Customary Law and Deceased Estates

01 September 2022 ,  Gerda Janse van Rensburg 1758

South African customary law refers to an usually uncodified legal system developed and practiced by the indigenous communities of South Africa. The different cultural laws by different tribes is managed by the customary law and these different rules are acknowledged by the Constitution.

When someone who was married according to Customary laws passes away,  the finalization of the estate might be a bit more tricky than usual.

When a spouse alleges that he or she is a partner in customary union, proof in the form of a certificate of registration must be lodged (see Section 4(5)(b) of the Recognition of Customary Marriages Act 120 of 1998, as amended).

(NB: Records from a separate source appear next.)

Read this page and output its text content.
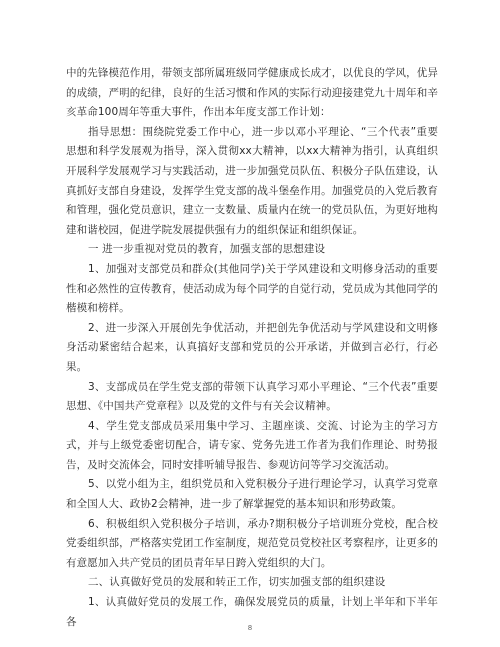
中的先锋模范作用，带领支部所属班级同学健康成长成才，以优良的学风，优异的成绩，严明的纪律，良好的生活习惯和作风的实际行动迎接建党九十周年和辛亥革命100周年等重大事件，作出本年度支部工作计划：

指导思想：围绕院党委工作中心，进一步以邓小平理论、“三个代表”重要思想和科学发展观为指导，深入贯彻xx大精神，以xx大精神为指引，认真组织开展科学发展观学习与实践活动，进一步加强党员队伍、积极分子队伍建设，认真抓好支部自身建设，发挥学生党支部的战斗堡垒作用。加强党员的入党后教育和管理，强化党员意识，建立一支数量、质量内在统一的党员队伍，为更好地构建和谐校园，促进学院发展提供强有力的组织保证和组织保证。

一 进一步重视对党员的教育，加强支部的思想建设

1、加强对支部党员和群众(其他同学)关于学风建设和文明修身活动的重要性和必然性的宣传教育，使活动成为每个同学的自觉行动，党员成为其他同学的楷模和榜样。

2、进一步深入开展创先争优活动，并把创先争优活动与学风建设和文明修身活动紧密结合起来，认真搞好支部和党员的公开承诺，并做到言必行，行必果。

3、支部成员在学生党支部的带领下认真学习邓小平理论、“三个代表”重要思想、《中国共产党章程》以及党的文件与有关会议精神。

4、学生党支部成员采用集中学习、主题座谈、交流、讨论为主的学习方式，并与上级党委密切配合，请专家、党务先进工作者为我们作理论、时势报告，及时交流体会，同时安排听辅导报告、参观访问等学习交流活动。

5、以党小组为主，组织党员和入党积极分子进行理论学习，认真学习党章和全国人大、政协2会精神，进一步了解掌握党的基本知识和形势政策。

6、积极组织入党积极分子培训，承办?期积极分子培训班分党校，配合校党委组织部，严格落实党团工作室制度，规范党员党校社区考察程序，让更多的有意愿加入共产党员的团员青年早日跨入党组织的大门。

二、认真做好党员的发展和转正工作，切实加强支部的组织建设

1、认真做好党员的发展工作，确保发展党员的质量，计划上半年和下半年各

8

In the court case of Bhe v the Magistrate of Khayelitsha the judge gave decision that changed the way in which Customarily married persons’s estates will be finalized.

In short the following:

While he was still alive, the deceased lived with Ms Bhe and one of their two daughters in Khayelitsha. There was no proof whether these two were married. Their second daughter lived with the grandfather in the Eastern Cape.  The deceased died without a will, and his estate was to be distributed in terms of customary law. This meant that the grandfather would have inherited the estate to the exclusion of Ms Bhe and her two daughters.

The wife (Ms Bhe) applied to Court to have her two daughters declared the only beneficiaries of her husband’s estate. The Constitutional Court held that the customary law of succession was constrained by Section 23 of the Black Administration Act, and was not allowed to develop to meet the changes in the society that it was meant to serve. As a result it stagnated and became out of touch with the realities of urbanization and changing family relationships. In its current guise it is unconstitutional since it discriminates on the basis of gender and birth

All deceased estates will be distributed in terms of the Intestate Succession Act. This means that the beneficiaries in order of preference are: the spouse of the deceased; the descendants of the deceased; the parents of the deceased (only if the deceased died without a surviving spouse or descendants); and the siblings of the deceased (only if one or both parents are predeceased).

After the Bhe decision, deceased estates will all be administered in terms of the Administration of Estates Act, 1965 (Act 66 of 1965, as amended). This implies that Magistrates will no longer supervise and administer deceased estates; only the Master of the High Court will do so.